Our moment is one of deep and abiding violence.  From the military and political violence of Abu Ghraib, Guantanamo Bay, and the war on terror, to the imaginary violence of Grand Theft Auto and The Dark Night, the contemporary world finds itself in a period of deep introspection about the role of violence in our social makeup.  While we are accustomed to encountering violence as spectacle in popular culture, this course focuses on fictional and cinematic investigations of violence that attempt to tell us something about the role that force plays in our society—depictions that make violence speak.  By exploring a range of artistic and philosophical texts that attempt to define violence and plumb its sources, this course will equip students with the skills to make the mute violence endemic to our culture meaningful.

In order to do this, assignments will be geared toward arming students with a vocabulary for making their own arguments about the forms violence takes and its function in society.  We will seek to expand the idea that violence is strictly synonymous with physical force and investigate the relationship between the state and violence through readings in philosophy and sociology, from Thomas Hobbes to Walter Benjamin.  These readings will supplement short fiction and cinematic texts from artists such as Franz Kafka, Joseph Conrad and Fritz Lang, which will enable us to discuss the function of violence in specific contexts.
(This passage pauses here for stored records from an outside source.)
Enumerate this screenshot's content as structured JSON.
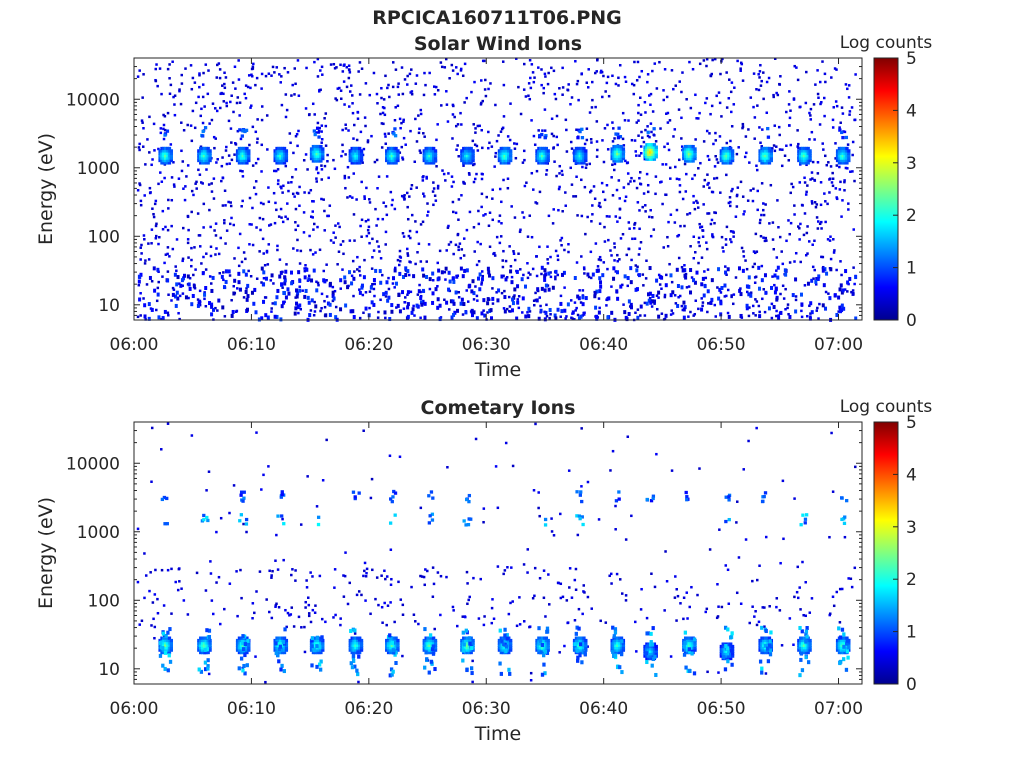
{
  "figure_title": "RPCICA160711T06.PNG",
  "chart_data": [
    {
      "type": "heatmap",
      "title": "Solar Wind Ions",
      "xlabel": "Time",
      "ylabel": "Energy (eV)",
      "y_scale": "log",
      "xlim": [
        "06:00",
        "07:02"
      ],
      "ylim": [
        6,
        40000
      ],
      "x_ticks": [
        "06:00",
        "06:10",
        "06:20",
        "06:30",
        "06:40",
        "06:50",
        "07:00"
      ],
      "y_ticks": [
        "10",
        "100",
        "1000",
        "10000"
      ],
      "colorbar": {
        "label": "Log counts",
        "ticks": [
          "0",
          "1",
          "2",
          "3",
          "4",
          "5"
        ],
        "range": [
          0,
          5
        ],
        "colormap": "jet"
      },
      "grid": false,
      "description_of_structure": "Periodic bursts approximately every 3.2 minutes",
      "bursts": [
        {
          "time": "06:02.7",
          "energy_eV": 1500,
          "peak_log_counts": 2.3
        },
        {
          "time": "06:06.0",
          "energy_eV": 1500,
          "peak_log_counts": 2.2
        },
        {
          "time": "06:09.3",
          "energy_eV": 1500,
          "peak_log_counts": 2.2
        },
        {
          "time": "06:12.5",
          "energy_eV": 1500,
          "peak_log_counts": 2.1
        },
        {
          "time": "06:15.6",
          "energy_eV": 1600,
          "peak_log_counts": 2.3
        },
        {
          "time": "06:18.9",
          "energy_eV": 1500,
          "peak_log_counts": 2.0
        },
        {
          "time": "06:22.0",
          "energy_eV": 1500,
          "peak_log_counts": 2.2
        },
        {
          "time": "06:25.2",
          "energy_eV": 1500,
          "peak_log_counts": 2.1
        },
        {
          "time": "06:28.4",
          "energy_eV": 1500,
          "peak_log_counts": 2.0
        },
        {
          "time": "06:31.6",
          "energy_eV": 1500,
          "peak_log_counts": 2.3
        },
        {
          "time": "06:34.8",
          "energy_eV": 1500,
          "peak_log_counts": 2.2
        },
        {
          "time": "06:38.0",
          "energy_eV": 1500,
          "peak_log_counts": 2.0
        },
        {
          "time": "06:41.2",
          "energy_eV": 1600,
          "peak_log_counts": 2.5
        },
        {
          "time": "06:44.0",
          "energy_eV": 1700,
          "peak_log_counts": 3.4
        },
        {
          "time": "06:47.3",
          "energy_eV": 1600,
          "peak_log_counts": 2.6
        },
        {
          "time": "06:50.5",
          "energy_eV": 1500,
          "peak_log_counts": 2.4
        },
        {
          "time": "06:53.8",
          "energy_eV": 1500,
          "peak_log_counts": 2.4
        },
        {
          "time": "06:57.1",
          "energy_eV": 1500,
          "peak_log_counts": 2.3
        },
        {
          "time": "07:00.4",
          "energy_eV": 1500,
          "peak_log_counts": 2.2
        }
      ],
      "secondary_band": {
        "energy_eV": 3300,
        "peak_log_counts": 1.2
      },
      "low_energy_band": {
        "energy_range_eV": [
          6,
          35
        ],
        "peak_log_counts": 1.0
      },
      "background_noise": {
        "energy_range_eV": [
          6,
          40000
        ],
        "log_counts": 0.3
      }
    },
    {
      "type": "heatmap",
      "title": "Cometary Ions",
      "xlabel": "Time",
      "ylabel": "Energy (eV)",
      "y_scale": "log",
      "xlim": [
        "06:00",
        "07:02"
      ],
      "ylim": [
        6,
        40000
      ],
      "x_ticks": [
        "06:00",
        "06:10",
        "06:20",
        "06:30",
        "06:40",
        "06:50",
        "07:00"
      ],
      "y_ticks": [
        "10",
        "100",
        "1000",
        "10000"
      ],
      "colorbar": {
        "label": "Log counts",
        "ticks": [
          "0",
          "1",
          "2",
          "3",
          "4",
          "5"
        ],
        "range": [
          0,
          5
        ],
        "colormap": "jet"
      },
      "grid": false,
      "description_of_structure": "Periodic bursts approximately every 3.2 minutes",
      "bursts": [
        {
          "time": "06:02.7",
          "energy_eV": 22,
          "peak_log_counts": 2.4
        },
        {
          "time": "06:06.0",
          "energy_eV": 22,
          "peak_log_counts": 2.4
        },
        {
          "time": "06:09.3",
          "energy_eV": 22,
          "peak_log_counts": 2.3
        },
        {
          "time": "06:12.5",
          "energy_eV": 22,
          "peak_log_counts": 2.4
        },
        {
          "time": "06:15.6",
          "energy_eV": 22,
          "peak_log_counts": 2.3
        },
        {
          "time": "06:18.9",
          "energy_eV": 22,
          "peak_log_counts": 2.2
        },
        {
          "time": "06:22.0",
          "energy_eV": 22,
          "peak_log_counts": 2.3
        },
        {
          "time": "06:25.2",
          "energy_eV": 22,
          "peak_log_counts": 2.4
        },
        {
          "time": "06:28.4",
          "energy_eV": 22,
          "peak_log_counts": 2.5
        },
        {
          "time": "06:31.6",
          "energy_eV": 22,
          "peak_log_counts": 2.3
        },
        {
          "time": "06:34.8",
          "energy_eV": 22,
          "peak_log_counts": 2.4
        },
        {
          "time": "06:38.0",
          "energy_eV": 22,
          "peak_log_counts": 2.3
        },
        {
          "time": "06:41.2",
          "energy_eV": 22,
          "peak_log_counts": 2.2
        },
        {
          "time": "06:44.0",
          "energy_eV": 18,
          "peak_log_counts": 1.8
        },
        {
          "time": "06:47.3",
          "energy_eV": 22,
          "peak_log_counts": 2.3
        },
        {
          "time": "06:50.5",
          "energy_eV": 18,
          "peak_log_counts": 1.9
        },
        {
          "time": "06:53.8",
          "energy_eV": 22,
          "peak_log_counts": 2.2
        },
        {
          "time": "06:57.1",
          "energy_eV": 22,
          "peak_log_counts": 2.3
        },
        {
          "time": "07:00.4",
          "energy_eV": 22,
          "peak_log_counts": 2.4
        }
      ],
      "secondary_band": {
        "energy_eV": 1500,
        "peak_log_counts": 1.7
      },
      "tertiary_band": {
        "energy_eV": 3300,
        "peak_log_counts": 1.2
      },
      "background_noise": {
        "energy_range_eV": [
          6,
          40000
        ],
        "log_counts": 0.3
      }
    }
  ]
}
Writing assignments will take a variety of forms, including short, informal writing assignments, and 4-5 longer, formal essays, through which students will gain the ability to situate their own understanding of violence within disciplinary and discursive contexts, respond to and question theories of violence, and explore the ways in which relations of force are implicit in dominant assumptions about the world.  Ultimately, we will question the means by which war and peace are waged.